Rządząca partia prezydenta Roberta Mugabego Afrykański Narodowy Związek Zimbabwe - Front Patriotyczny (ZANU-PF) zdobyła 71 miejsc. Dodatkowo prezydent ma prawo mianować 30 deputowanych.
Partia Mugabego zdobyła większość parlamentarną niezbędną do przeforsowania zmian w konstytucji, która pozwoli na dalsze umocnienie władzy i prawdopodobnie przedłużenie kadencji prezydenta, który według dotychczasowego prawa powinien ustąpić w 2008 roku.

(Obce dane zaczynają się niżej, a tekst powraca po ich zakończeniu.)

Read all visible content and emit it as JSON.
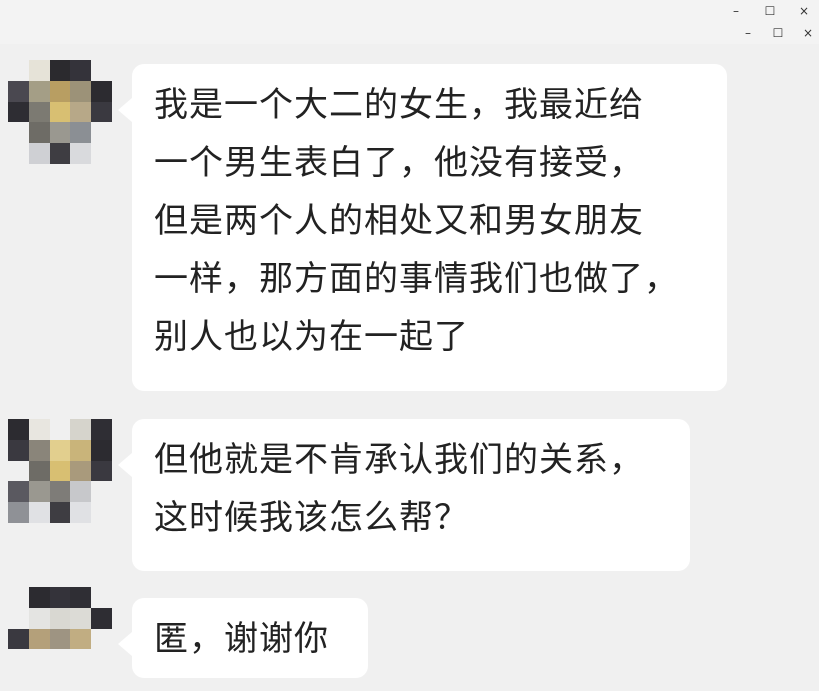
{
  "window_controls": {
    "row1": {
      "minimize": "–",
      "maximize": "☐",
      "close": "×"
    },
    "row2": {
      "minimize": "–",
      "maximize": "☐",
      "close": "×"
    }
  },
  "messages": [
    {
      "sender": "user",
      "lines": [
        "我是一个大二的女生，我最近给",
        "一个男生表白了，他没有接受，",
        "但是两个人的相处又和男女朋友",
        "一样，那方面的事情我们也做了，",
        "别人也以为在一起了"
      ]
    },
    {
      "sender": "user",
      "lines": [
        "但他就是不肯承认我们的关系，",
        "这时候我该怎么帮？"
      ]
    },
    {
      "sender": "user",
      "lines": [
        "匿，谢谢你"
      ]
    }
  ],
  "colors": {
    "background": "#f0f0f0",
    "bubble": "#ffffff",
    "text": "#222222"
  }
}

Zdaniem opozycji, wybory nie były uczciwe. Przewodniczący opozycyjnej MDC Morgan Tsvangirai powiedział, że rząd po raz kolejny oszukał naród.
Tsvangirai już wcześniej oskarżał Mugabego o fałszowanie wyników wyborów parlamentarnych z 2000 i prezydenckich z 2002 roku. Zwolennikom opozycji sugerował protesty, a nie dochodzenie swych praw w sądach.
Natomiast ZANU-PF wezwało opozycję do przyznania się do porażki.
Prezydent Mugabe krytykowany jest na świecie za naruszanie praw człowieka i rugowanie białych obywateli z ich farm. W 2003 roku jego kraj z inicjatywy brytyjskiej został zawieszony w prawach członka Wspólnoty Narodów (Commonwealth) w związku z łamaniem praw człowieka. W proteście Zimbabwe wystąpiło ze Wspólnoty.